Republic orders inquiry into Nama's controversial £1.2bn sell-off of NI property assets
The Irish Government has ordered an inquiry into the controversial £1.2bn sale of Northern Ireland property assets by 'bad bank' Nama.
After months of allegations and revelations, Taoiseach Enda Kenny took the unprecedented step of asking Opposition leaders to set out their concerns as he decides how the investigation should be conducted.
The Republic's spending watchdog found Nama lost up to £190m on the Project Eagle sale to US investment fund Cerberus in 2014.
The Comptroller and Auditor General (C&AG) said Nama undervalued loans associated with the 800 properties in the portfolio when it slapped on a £1.3bn price tag.
It warned Nama that it should have been concerned after one bidder, US investment fund Pimco, alerted it to a "success fee" payment of £15-16m for three parties behind the scenes and pulled out of the process.
The C&AG said Nama was warned by Pimco that the money was to be shared equally by Frank Cushnahan, Nama's former Northern Ireland adviser, Brown Rudnick, a US law firm that ultimately acted for two bidders, and a managing partner of Tughans, a Belfast law firm subcontracted to assist in the deal.
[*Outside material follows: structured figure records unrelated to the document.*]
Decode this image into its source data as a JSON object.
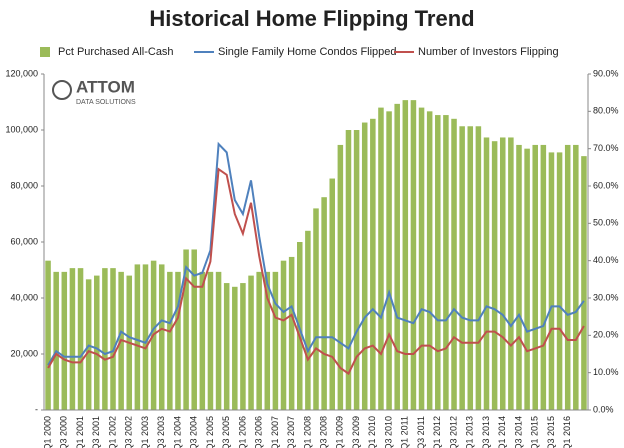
{
  "logo": {
    "name": "ATTOM",
    "tagline": "DATA SOLUTIONS"
  },
  "chart_data": {
    "type": "bar-line",
    "title": "Historical Home Flipping Trend",
    "categories": [
      "Q1 2000",
      null,
      "Q3 2000",
      null,
      "Q1 2001",
      null,
      "Q3 2001",
      null,
      "Q1 2002",
      null,
      "Q3 2002",
      null,
      "Q1 2003",
      null,
      "Q3 2003",
      null,
      "Q1 2004",
      null,
      "Q3 2004",
      null,
      "Q1 2005",
      null,
      "Q3 2005",
      null,
      "Q1 2006",
      null,
      "Q3 2006",
      null,
      "Q1 2007",
      null,
      "Q3 2007",
      null,
      "Q1 2008",
      null,
      "Q3 2008",
      null,
      "Q1 2009",
      null,
      "Q3 2009",
      null,
      "Q1 2010",
      null,
      "Q3 2010",
      null,
      "Q1 2011",
      null,
      "Q3 2011",
      null,
      "Q1 2012",
      null,
      "Q3 2012",
      null,
      "Q1 2013",
      null,
      "Q3 2013",
      null,
      "Q1 2014",
      null,
      "Q3 2014",
      null,
      "Q1 2015",
      null,
      "Q3 2015",
      null,
      "Q1 2016",
      null,
      null
    ],
    "series": [
      {
        "name": "Pct Purchased All-Cash",
        "type": "bar",
        "axis": "y2",
        "color": "#9bbb59",
        "values": [
          40,
          37,
          37,
          38,
          38,
          35,
          36,
          38,
          38,
          37,
          36,
          39,
          39,
          40,
          39,
          37,
          37,
          43,
          43,
          37,
          37,
          37,
          34,
          33,
          34,
          36,
          37,
          37,
          37,
          40,
          41,
          45,
          48,
          54,
          57,
          62,
          71,
          75,
          75,
          77,
          78,
          81,
          80,
          82,
          83,
          83,
          81,
          80,
          79,
          79,
          78,
          76,
          76,
          76,
          73,
          72,
          73,
          73,
          71,
          70,
          71,
          71,
          69,
          69,
          71,
          71,
          68
        ]
      },
      {
        "name": "Single Family Home Condos Flipped",
        "type": "line",
        "color": "#4f81bd",
        "values": [
          16000,
          21000,
          19000,
          19000,
          19000,
          23000,
          22000,
          20000,
          21000,
          28000,
          26000,
          25000,
          24000,
          29000,
          32000,
          31000,
          37000,
          51000,
          48000,
          49000,
          57000,
          95000,
          92000,
          75000,
          70000,
          82000,
          62000,
          45000,
          38000,
          35000,
          37000,
          29000,
          21000,
          26000,
          26000,
          26000,
          24000,
          22000,
          28000,
          33000,
          36000,
          33000,
          42000,
          33000,
          32000,
          31000,
          36000,
          35000,
          32000,
          32000,
          36000,
          33000,
          32000,
          32000,
          37000,
          36000,
          34000,
          30000,
          34000,
          28000,
          29000,
          30000,
          37000,
          37000,
          34000,
          35000,
          39000
        ]
      },
      {
        "name": "Number of Investors Flipping",
        "type": "line",
        "color": "#c0504d",
        "values": [
          15000,
          20000,
          18000,
          17000,
          17000,
          21000,
          20000,
          18000,
          19000,
          25000,
          24000,
          23000,
          22000,
          27000,
          29000,
          28000,
          33000,
          47000,
          44000,
          44000,
          53000,
          86000,
          84000,
          70000,
          63000,
          74000,
          55000,
          40000,
          33000,
          32000,
          34000,
          26000,
          18000,
          22000,
          20000,
          19000,
          15000,
          13000,
          19000,
          22000,
          23000,
          20000,
          27000,
          21000,
          20000,
          20000,
          23000,
          23000,
          21000,
          22000,
          26000,
          24000,
          24000,
          24000,
          28000,
          28000,
          26000,
          23000,
          26000,
          21000,
          22000,
          23000,
          29000,
          29000,
          25000,
          25000,
          30000
        ]
      }
    ],
    "ylim": [
      0,
      120000
    ],
    "yticks": [
      {
        "value": 0,
        "label": "-"
      },
      {
        "value": 20000,
        "label": "20,000"
      },
      {
        "value": 40000,
        "label": "40,000"
      },
      {
        "value": 60000,
        "label": "60,000"
      },
      {
        "value": 80000,
        "label": "80,000"
      },
      {
        "value": 100000,
        "label": "100,000"
      },
      {
        "value": 120000,
        "label": "120,000"
      }
    ],
    "y2lim": [
      0,
      90
    ],
    "y2ticks": [
      {
        "value": 0,
        "label": "0.0%"
      },
      {
        "value": 10,
        "label": "10.0%"
      },
      {
        "value": 20,
        "label": "20.0%"
      },
      {
        "value": 30,
        "label": "30.0%"
      },
      {
        "value": 40,
        "label": "40.0%"
      },
      {
        "value": 50,
        "label": "50.0%"
      },
      {
        "value": 60,
        "label": "60.0%"
      },
      {
        "value": 70,
        "label": "70.0%"
      },
      {
        "value": 80,
        "label": "80.0%"
      },
      {
        "value": 90,
        "label": "90.0%"
      }
    ],
    "grid": false,
    "legend": "top"
  }
}
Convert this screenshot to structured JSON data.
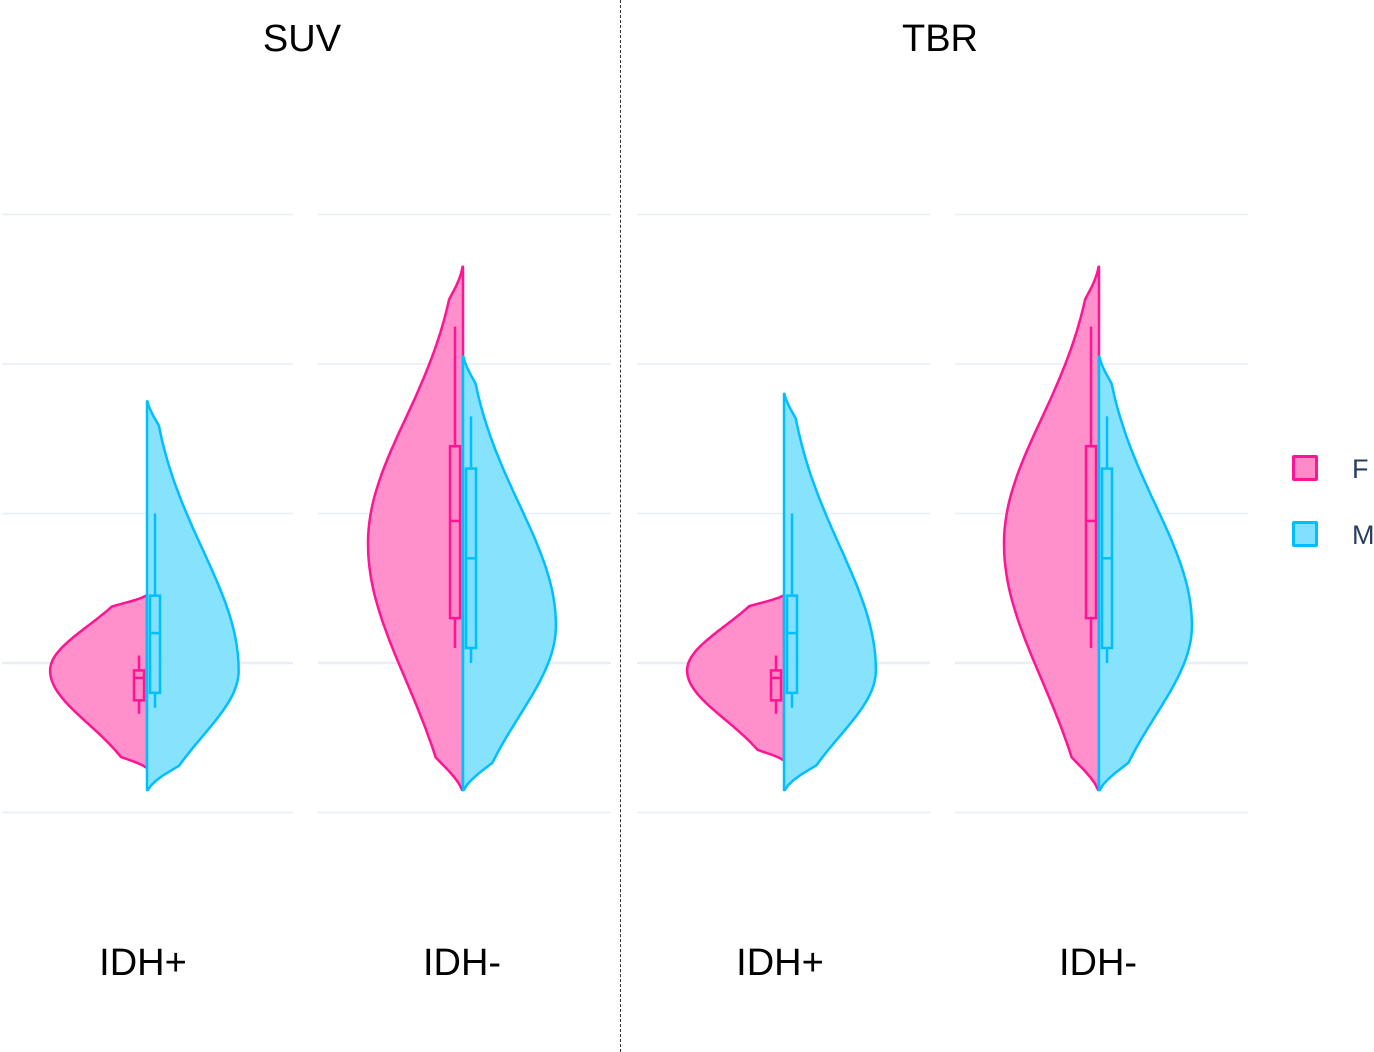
{
  "chart_data": {
    "type": "violin",
    "panels": [
      {
        "title": "SUV",
        "categories": [
          {
            "label": "IDH+",
            "series": {
              "F": {
                "min": 1.3,
                "max": 2.45,
                "density_peak": 1.95,
                "box": {
                  "q1": 1.75,
                  "median": 1.9,
                  "q3": 1.95,
                  "whisker_low": 1.66,
                  "whisker_high": 2.05
                }
              },
              "M": {
                "min": 1.15,
                "max": 3.75,
                "density_peak": 1.95,
                "box": {
                  "q1": 1.8,
                  "median": 2.2,
                  "q3": 2.45,
                  "whisker_low": 1.7,
                  "whisker_high": 3.0
                }
              }
            }
          },
          {
            "label": "IDH-",
            "series": {
              "F": {
                "min": 1.15,
                "max": 4.65,
                "density_peak": 2.8,
                "box": {
                  "q1": 2.3,
                  "median": 2.95,
                  "q3": 3.45,
                  "whisker_low": 2.1,
                  "whisker_high": 4.25
                }
              },
              "M": {
                "min": 1.15,
                "max": 4.05,
                "density_peak": 2.25,
                "box": {
                  "q1": 2.1,
                  "median": 2.7,
                  "q3": 3.3,
                  "whisker_low": 2.0,
                  "whisker_high": 3.65
                }
              }
            }
          }
        ]
      },
      {
        "title": "TBR",
        "categories": [
          {
            "label": "IDH+",
            "series": {
              "F": {
                "min": 1.35,
                "max": 2.45,
                "density_peak": 1.95,
                "box": {
                  "q1": 1.75,
                  "median": 1.9,
                  "q3": 1.95,
                  "whisker_low": 1.66,
                  "whisker_high": 2.05
                }
              },
              "M": {
                "min": 1.15,
                "max": 3.8,
                "density_peak": 1.95,
                "box": {
                  "q1": 1.8,
                  "median": 2.2,
                  "q3": 2.45,
                  "whisker_low": 1.7,
                  "whisker_high": 3.0
                }
              }
            }
          },
          {
            "label": "IDH-",
            "series": {
              "F": {
                "min": 1.15,
                "max": 4.65,
                "density_peak": 2.8,
                "box": {
                  "q1": 2.3,
                  "median": 2.95,
                  "q3": 3.45,
                  "whisker_low": 2.1,
                  "whisker_high": 4.25
                }
              },
              "M": {
                "min": 1.15,
                "max": 4.05,
                "density_peak": 2.25,
                "box": {
                  "q1": 2.1,
                  "median": 2.7,
                  "q3": 3.3,
                  "whisker_low": 2.0,
                  "whisker_high": 3.65
                }
              }
            }
          }
        ]
      }
    ],
    "series": [
      {
        "name": "F",
        "color": "#ff1493",
        "fill": "#ff8ac8"
      },
      {
        "name": "M",
        "color": "#00bfff",
        "fill": "#80e0fd"
      }
    ],
    "gridlines": [
      1,
      2,
      3,
      4,
      5
    ],
    "ylim": [
      0.1,
      6.1
    ],
    "legend": "right",
    "grid": true
  },
  "legend": {
    "items": [
      {
        "label": "F"
      },
      {
        "label": "M"
      }
    ]
  }
}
Mr Cushnahan has denied any wrongdoing.
The watchdog's audit found Nama was subsequently told by Cerberus that it had a separate "success fee" arrangement with Brown Rudnick and Tughans and money would be split 50/50.
The C&AG report also revealed that Nama reported a net loss of £162m on sales of assets held by Northern Ireland debtors in 2014.
The Project Eagle deal with Cerberus has been dogged by scandal for more than a year, including £7m linked to it being found in an Isle of Man bank account.
Former managing partner of Tughans, Ian Coulter, resigned after it was unearthed.
Nama said it categorically rejected the C&AG's findings and insisted it got the best price and one that could not be beaten today.
"There is nothing in the report that changes the unanimous view of the Nama board that the Project Eagle sale was the best achievable outcome for the State either back in 2014 or now in a post-Brexit environment," chairman Frank Daly said.
Project Eagle will first be examined by the Public Accounts Committee in Dublin.
Meetings are planned for the end of September and early October, first with Nama executives and then Finance Minister Michael Noonan.
One of the big issues in the midst of the controversies has been the cross-border aspect of the deal, in particular the inability of parliaments to compel witnesses from overseas.
Investigations have been launched by the UK's National Crime Agency, the US Department of Justice's Securities and Exchange Commission, as well as a parliamentary inquiry in Stormont.
Sinn Fein president Gerry Adams described the offer of an inquiry as welcome but belated.
He called for governments and statutory agencies in the north and south to give maximum co-operation to the inquiry.
Nama is the so-called bad bank set up in 2010 to take loans linked to property investments off bailed-out Irish banks at a discount.
It is on course to make a more than €1.75bn profit on its deals by 2020, but has faced repeated questions over its handling of Project Eagle.
Cerberus offered £1.241bn - just £11m above a reserve price reduced by £70m in the days before final bids were entered.
The only other bidder, Fortress, offered £1.075bn.
Nama previously revealed some of the assets in the Project Eagle portfolio were worth as little as 5p in the pound.
The C&AG said there was no indication that Nama had considered a bulk sale of its Northern Ireland assets until Brown Rudnick wrote on behalf of American investment fund Pimco in June 2013 offering an exclusive deal.
Tughans insisted it was not aware of the £7m transfer to the Isle of Man.
All parties involved in the 2014 transaction have denied wrongdoing.